France : L’emploi salarié demeure quasi stable au deuxième trimestre selon l’Insee

France : L’emploi salarié demeure quasi stable au deuxième trimestre selon l’Insee

L’emploi salarié en France reste presque immobile au deuxième trimestre. Selon l’Insee, le marché du travail ne s’effondre pas, mais il ne décolle pas non plus. Voici ce qu’il faut retenir des dernières statistiques sur l’économie française.

C’est un nouveau signal de prudence. Les chiffres consolidés de l’Insee confirment une tendance déjà aperçue dans les estimations rapides. Le salariat privé perd du terrain, très légèrement, mais la situation professionnelle des Français ne se dégrade pas massivement. Décryptage.

Emploi salarié : une stabilité qui cache des disparités

Le constat est clair : l’emploi salarié privé baisse de 0,1% sur le trimestre. Cela représente 19 300 postes supprimés entre mars et juin. Un chiffre presque identique au trimestre précédent. Mais attention, ce recul est compensé par une stabilité dans le secteur public.

En cumulant salariés et non-salariés, l’emploi total en France est même légèrement positif. 10 000 emplois supplémentaires ont été créés. Une hausse de 0,0%, certes, mais une hausse quand même. Le marché du travail résiste, sans plus.

Cette quasi-stabilité intervient après des années marquées par des crises successives. Le niveau de l’emploi salarié privé reste d’ailleurs 5,1% au-dessus de son niveau d’avant-crise sanitaire. Un point important pour relativiser la baisse actuelle.

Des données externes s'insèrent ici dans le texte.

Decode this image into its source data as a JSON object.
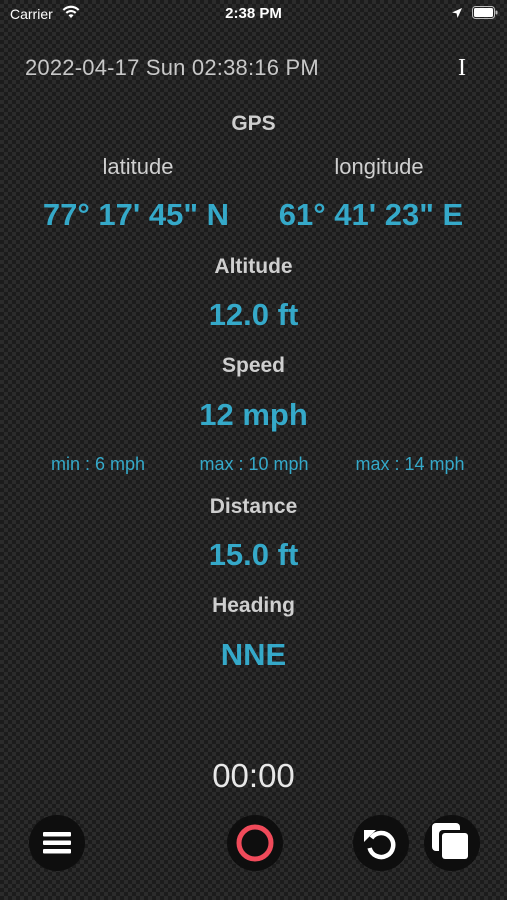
{
  "status_bar": {
    "carrier": "Carrier",
    "time": "2:38 PM"
  },
  "header": {
    "datetime": "2022-04-17 Sun 02:38:16 PM",
    "info_icon_glyph": "I"
  },
  "gps": {
    "title": "GPS",
    "latitude_label": "latitude",
    "longitude_label": "longitude",
    "latitude_value": "77° 17' 45\" N",
    "longitude_value": "61° 41' 23\" E"
  },
  "altitude": {
    "label": "Altitude",
    "value": "12.0 ft"
  },
  "speed": {
    "label": "Speed",
    "value": "12 mph",
    "stats": [
      "min : 6 mph",
      "max : 10 mph",
      "max : 14 mph"
    ]
  },
  "distance": {
    "label": "Distance",
    "value": "15.0 ft"
  },
  "heading": {
    "label": "Heading",
    "value": "NNE"
  },
  "timer": {
    "value": "00:00"
  },
  "toolbar": {
    "icons": [
      "menu-icon",
      "record-icon",
      "reset-icon",
      "copy-icon"
    ]
  },
  "colors": {
    "accent": "#35a9c9",
    "record": "#f04a5a",
    "label": "#cfcfcf"
  }
}
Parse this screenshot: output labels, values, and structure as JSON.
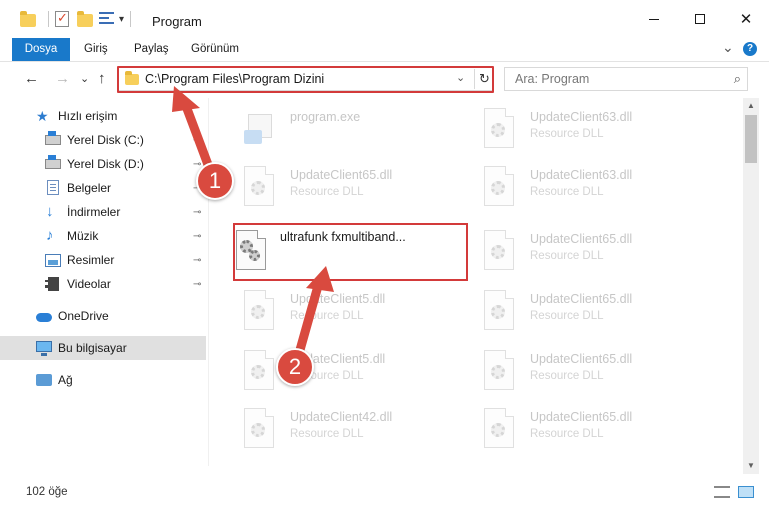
{
  "window": {
    "title": "Program",
    "minimize": "—",
    "close": "✕"
  },
  "ribbon": {
    "tabs": [
      "Dosya",
      "Giriş",
      "Paylaş",
      "Görünüm"
    ],
    "expand": "⌄",
    "help": "?"
  },
  "address": {
    "path": "C:\\Program Files\\Program Dizini",
    "dropdown": "⌄",
    "refresh": "↻"
  },
  "nav": {
    "back": "←",
    "forward": "→",
    "recent": "⌄",
    "up": "↑"
  },
  "search": {
    "placeholder": "Ara: Program",
    "icon": "⌕"
  },
  "sidebar": {
    "items": [
      {
        "label": "Hızlı erişim",
        "icon": "star-icon"
      },
      {
        "label": "Yerel Disk (C:)",
        "icon": "drive-icon"
      },
      {
        "label": "Yerel Disk (D:)",
        "icon": "drive-icon"
      },
      {
        "label": "Belgeler",
        "icon": "documents-icon"
      },
      {
        "label": "İndirmeler",
        "icon": "download-icon"
      },
      {
        "label": "Müzik",
        "icon": "music-icon"
      },
      {
        "label": "Resimler",
        "icon": "pictures-icon"
      },
      {
        "label": "Videolar",
        "icon": "videos-icon"
      },
      {
        "label": "OneDrive",
        "icon": "cloud-icon"
      },
      {
        "label": "Bu bilgisayar",
        "icon": "computer-icon"
      },
      {
        "label": "Ağ",
        "icon": "network-icon"
      }
    ],
    "pin": "📌"
  },
  "files": [
    {
      "name": "program.exe",
      "type": "",
      "icon": "exe-icon"
    },
    {
      "name": "UpdateClient63.dll",
      "type": "Resource DLL",
      "icon": "dll-icon"
    },
    {
      "name": "UpdateClient65.dll",
      "type": "Resource DLL",
      "icon": "dll-icon"
    },
    {
      "name": "UpdateClient63.dll",
      "type": "Resource DLL",
      "icon": "dll-icon"
    },
    {
      "name": "ultrafunk fxmultiband...",
      "type": "",
      "icon": "dll-icon"
    },
    {
      "name": "UpdateClient65.dll",
      "type": "Resource DLL",
      "icon": "dll-icon"
    },
    {
      "name": "UpdateClient5.dll",
      "type": "Resource DLL",
      "icon": "dll-icon"
    },
    {
      "name": "UpdateClient65.dll",
      "type": "Resource DLL",
      "icon": "dll-icon"
    },
    {
      "name": "UpdateClient5.dll",
      "type": "Resource DLL",
      "icon": "dll-icon"
    },
    {
      "name": "UpdateClient65.dll",
      "type": "Resource DLL",
      "icon": "dll-icon"
    },
    {
      "name": "UpdateClient42.dll",
      "type": "Resource DLL",
      "icon": "dll-icon"
    },
    {
      "name": "UpdateClient65.dll",
      "type": "Resource DLL",
      "icon": "dll-icon"
    }
  ],
  "status": {
    "count": "102 öğe"
  },
  "annotations": {
    "step1": "1",
    "step2": "2",
    "color": "#d33a3a"
  }
}
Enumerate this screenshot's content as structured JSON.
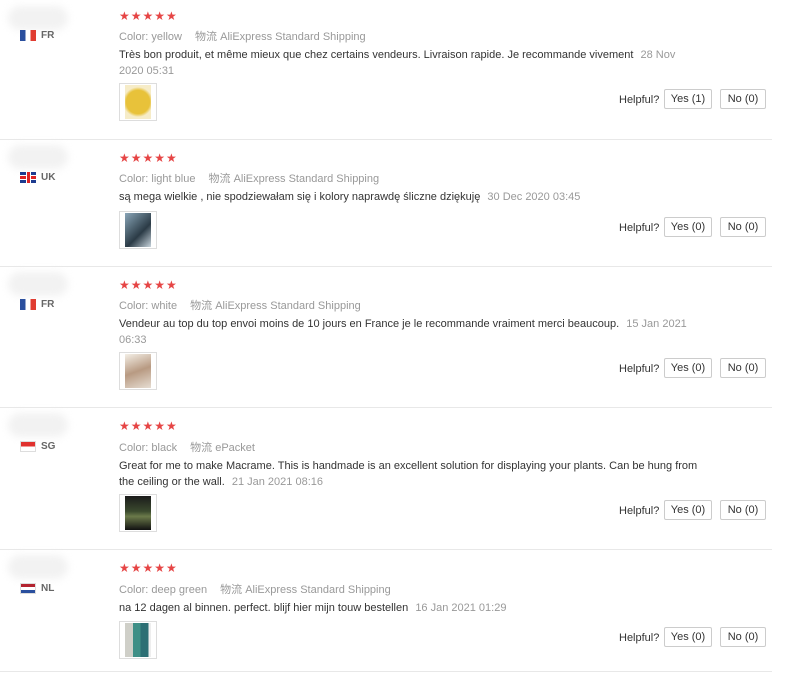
{
  "reviews": [
    {
      "country": "FR",
      "stars": "★★★★★",
      "color_label": "Color:",
      "color": "yellow",
      "shipping_label": "物流",
      "shipping": "AliExpress Standard Shipping",
      "text": "Très bon produit, et même mieux que chez certains vendeurs. Livraison rapide. Je recommande vivement",
      "date": "28 Nov 2020 05:31",
      "helpful_label": "Helpful?",
      "yes_label": "Yes (1)",
      "no_label": "No (0)"
    },
    {
      "country": "UK",
      "stars": "★★★★★",
      "color_label": "Color:",
      "color": "light blue",
      "shipping_label": "物流",
      "shipping": "AliExpress Standard Shipping",
      "text": "są mega wielkie , nie spodziewałam się i kolory naprawdę śliczne dziękuję",
      "date": "30 Dec 2020 03:45",
      "helpful_label": "Helpful?",
      "yes_label": "Yes (0)",
      "no_label": "No (0)"
    },
    {
      "country": "FR",
      "stars": "★★★★★",
      "color_label": "Color:",
      "color": "white",
      "shipping_label": "物流",
      "shipping": "AliExpress Standard Shipping",
      "text": "Vendeur au top du top envoi moins de 10 jours en France je le recommande vraiment merci beaucoup.",
      "date": "15 Jan 2021 06:33",
      "helpful_label": "Helpful?",
      "yes_label": "Yes (0)",
      "no_label": "No (0)"
    },
    {
      "country": "SG",
      "stars": "★★★★★",
      "color_label": "Color:",
      "color": "black",
      "shipping_label": "物流",
      "shipping": "ePacket",
      "text": "Great for me to make Macrame. This is handmade is an excellent solution for displaying your plants. Can be hung from the ceiling or the wall.",
      "date": "21 Jan 2021 08:16",
      "helpful_label": "Helpful?",
      "yes_label": "Yes (0)",
      "no_label": "No (0)"
    },
    {
      "country": "NL",
      "stars": "★★★★★",
      "color_label": "Color:",
      "color": "deep green",
      "shipping_label": "物流",
      "shipping": "AliExpress Standard Shipping",
      "text": "na 12 dagen al binnen. perfect. blijf hier mijn touw bestellen",
      "date": "16 Jan 2021 01:29",
      "helpful_label": "Helpful?",
      "yes_label": "Yes (0)",
      "no_label": "No (0)"
    }
  ],
  "colors": {
    "star": "#e64545",
    "border": "#e8e8e8",
    "muted": "#999999"
  }
}
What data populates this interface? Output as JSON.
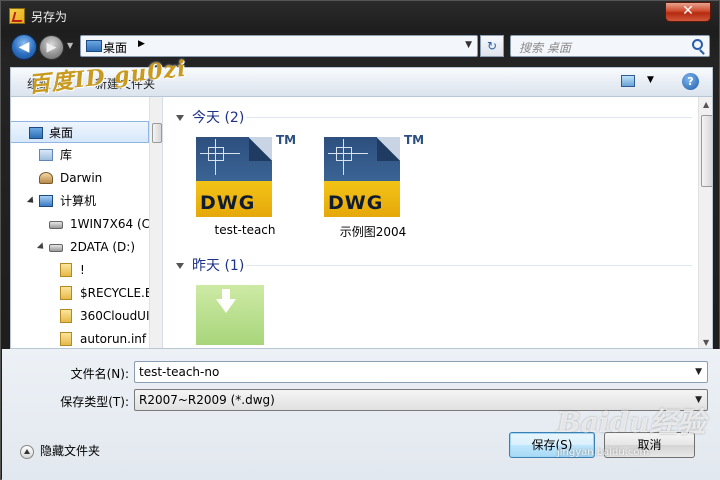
{
  "window": {
    "title": "另存为",
    "close": "✕"
  },
  "nav": {
    "back": "◀",
    "forward": "▶",
    "address": {
      "location": "桌面",
      "separator": "▶"
    },
    "refresh": "↻",
    "search_placeholder": "搜索 桌面"
  },
  "cmdbar": {
    "organize": "组织 ▾",
    "new_folder": "新建文件夹"
  },
  "watermark": "百度ID gu0zi",
  "sidebar": {
    "items": [
      {
        "label": "桌面",
        "icon": "desktop-icon"
      },
      {
        "label": "库",
        "icon": "library-icon"
      },
      {
        "label": "Darwin",
        "icon": "user-icon"
      },
      {
        "label": "计算机",
        "icon": "computer-icon"
      },
      {
        "label": "1WIN7X64 (C",
        "icon": "drive-icon"
      },
      {
        "label": "2DATA (D:)",
        "icon": "drive-icon"
      },
      {
        "label": "!",
        "icon": "folder-icon"
      },
      {
        "label": "$RECYCLE.B",
        "icon": "folder-icon"
      },
      {
        "label": "360CloudUI",
        "icon": "folder-icon"
      },
      {
        "label": "autorun.inf",
        "icon": "folder-icon"
      }
    ]
  },
  "groups": [
    {
      "label": "今天 (2)"
    },
    {
      "label": "昨天 (1)"
    }
  ],
  "files": [
    {
      "name": "test-teach",
      "icon": "dwg-file-icon",
      "badge": "DWG",
      "tm": "TM"
    },
    {
      "name": "示例图2004",
      "icon": "dwg-file-icon",
      "badge": "DWG",
      "tm": "TM"
    }
  ],
  "form": {
    "filename_label": "文件名(N):",
    "filename_value": "test-teach-no",
    "filetype_label": "保存类型(T):",
    "filetype_value": "R2007~R2009 (*.dwg)"
  },
  "footer": {
    "hide_folders": "隐藏文件夹",
    "save": "保存(S)",
    "cancel": "取消",
    "baidu_logo": "Baidu经验",
    "baidu_url": "jingyan.baidu.com"
  },
  "colors": {
    "accent": "#1e3287",
    "titlebar": "#1d1d1d",
    "close": "#cf4b2e"
  }
}
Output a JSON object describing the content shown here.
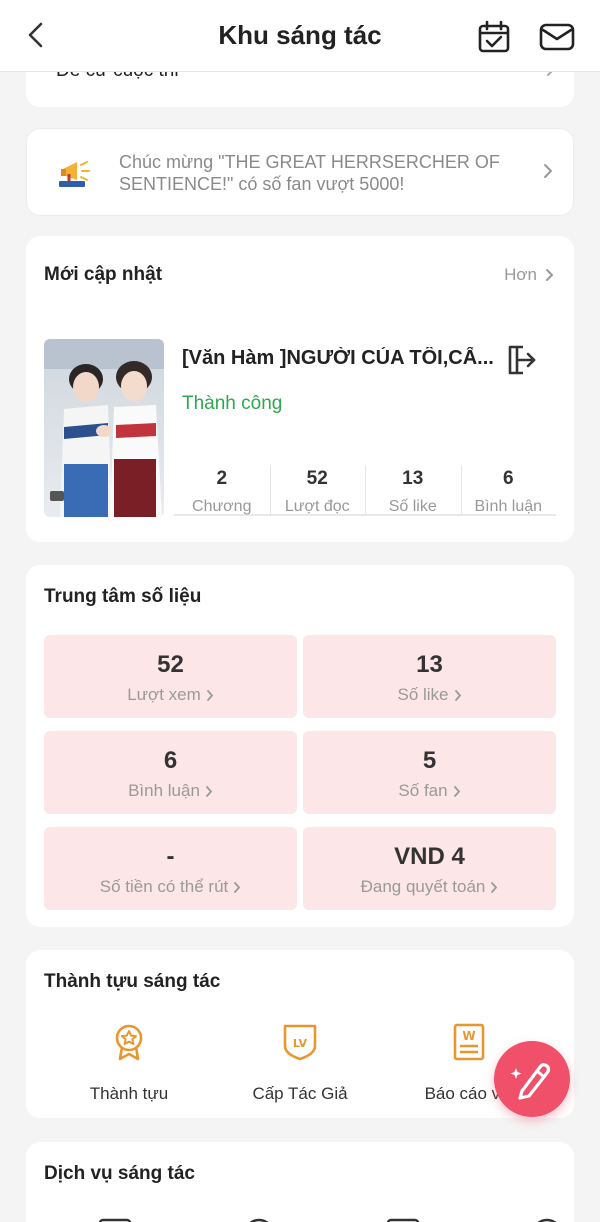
{
  "header": {
    "title": "Khu sáng tác"
  },
  "top_card": {
    "label": "Đề cử cuộc thi"
  },
  "notice": {
    "text": "Chúc mừng \"THE GREAT HERRSERCHER OF SENTIENCE!\" có số fan vượt 5000!"
  },
  "updates": {
    "title": "Mới cập nhật",
    "more": "Hơn",
    "book": {
      "title": "[Văn Hàm ]NGƯỜI CỦA TÔI,CẤ...",
      "status": "Thành công",
      "stats": [
        {
          "num": "2",
          "label": "Chương"
        },
        {
          "num": "52",
          "label": "Lượt đọc"
        },
        {
          "num": "13",
          "label": "Số like"
        },
        {
          "num": "6",
          "label": "Bình luận"
        }
      ]
    }
  },
  "data_center": {
    "title": "Trung tâm số liệu",
    "tiles": [
      {
        "value": "52",
        "label": "Lượt xem"
      },
      {
        "value": "13",
        "label": "Số like"
      },
      {
        "value": "6",
        "label": "Bình luận"
      },
      {
        "value": "5",
        "label": "Số fan"
      },
      {
        "value": "-",
        "label": "Số tiền có thể rút"
      },
      {
        "value": "VND 4",
        "label": "Đang quyết toán"
      }
    ]
  },
  "achievements": {
    "title": "Thành tựu sáng tác",
    "items": [
      {
        "label": "Thành tựu",
        "icon": "medal-icon"
      },
      {
        "label": "Cấp Tác Giả",
        "icon": "level-badge-icon"
      },
      {
        "label": "Báo cáo vin",
        "icon": "report-icon"
      }
    ]
  },
  "services": {
    "title": "Dịch vụ sáng tác"
  },
  "colors": {
    "accent": "#f0506a",
    "success": "#2ea84f",
    "tile_bg": "#fde6e7",
    "icon_orange": "#e8962e"
  }
}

Le tertiaire marchand et l’intérim en première ligne

Le secteur tertiaire marchand, hors intérim, reste stable. Il se situe légèrement sous son niveau d’il y a un an, avec 24 300 emplois perdus. Mais il dépasse toujours largement son niveau de fin 2019, avec plus de 819 000 postes supplémentaires.

Côté intérim, l’Insee dénombre 699 500 emplois intérimaires. Un chiffre qui suit la conjoncture. Quand l’économie française hésite, les entreprises réduisent d’abord les contrats courts.

  • 📉 Baisse de 0,1% de l’emploi salarié privé
  • 📊 6e trimestre consécutif de recul sur un an
  • 📈 10 000 emplois en plus tous secteurs confondus
  • 🏢 Le public stable, avec plus de contractuels

Les jeunes et les seniors : des évolutions opposées

Le marché du travail ne touche pas tout le monde de la même façon. Les jeunes de 15 à 29 ans voient l’emploi salarié reculer de 0,3% au deuxième trimestre, portant la baisse sur un an à 1,4%. La raison principale ? La baisse de l'alternance.

À l’inverse, les seniors continuent de voir leur taux d’emploi progresser. Une tendance de fond qui s’explique par les réformes des retraites et la volonté de maintenir les plus expérimentés en poste. Les statistiques montrent une hausse régulière de l’emploi des 50 ans et plus.

Cette divergence pose question. Comment permettre aux jeunes de trouver leur place ? Les réponses ne sont pas simples, mais les chiffres de l’Insee fournissent une base solide pour le débat. La situation professionnelle des jeunes reste un défi majeur pour l’économie française.

Un marché du travail sous tension modérée

Le taux d’emploi global reste élevé, mais les créations de postes se font rares. Les entreprises privilégient la prudence face aux incertitudes économiques. L’emploi salarié, lui, ne s’effondre pas, mais il marque le pas.

La croissance française a rebondi de 0,2% au deuxième trimestre, selon une autre note de l’Insee. Un chiffre modeste qui ne suffit pas à créer massivement des emplois. La machine économique tourne au ralenti, et le marché du travail en subit les conséquences.

Quel avenir pour l’emploi dans les prochains mois ?

Les observateurs scrutent les prochaines données. La baisse de l’alternance pourrait se poursuivre, freinant encore l’emploi des jeunes. Le secteur public, lui, continue d’embaucher des contractuels, même si le nombre de fonctionnaires titulaires diminue.

Pour les entreprises, le mot d’ordre est clair : attendre et observer. Le marché du travail reste stable, mais fragile. Les prochains trimestres diront si cette quasi-stabilité est un point bas ou le début d’une reprise plus nette.

Une chose est sûre : la situation professionnelle des Français ne se dégrade pas brutalement. Les chiffres de l’Insee le confirment. La France tient bon, même si la marche vers une croissance soutenue de l’emploi semble encore longue. Les données du troisième trimestre seront scrutées avec attention, tant elles dicteront la tendance pour la fin d’année.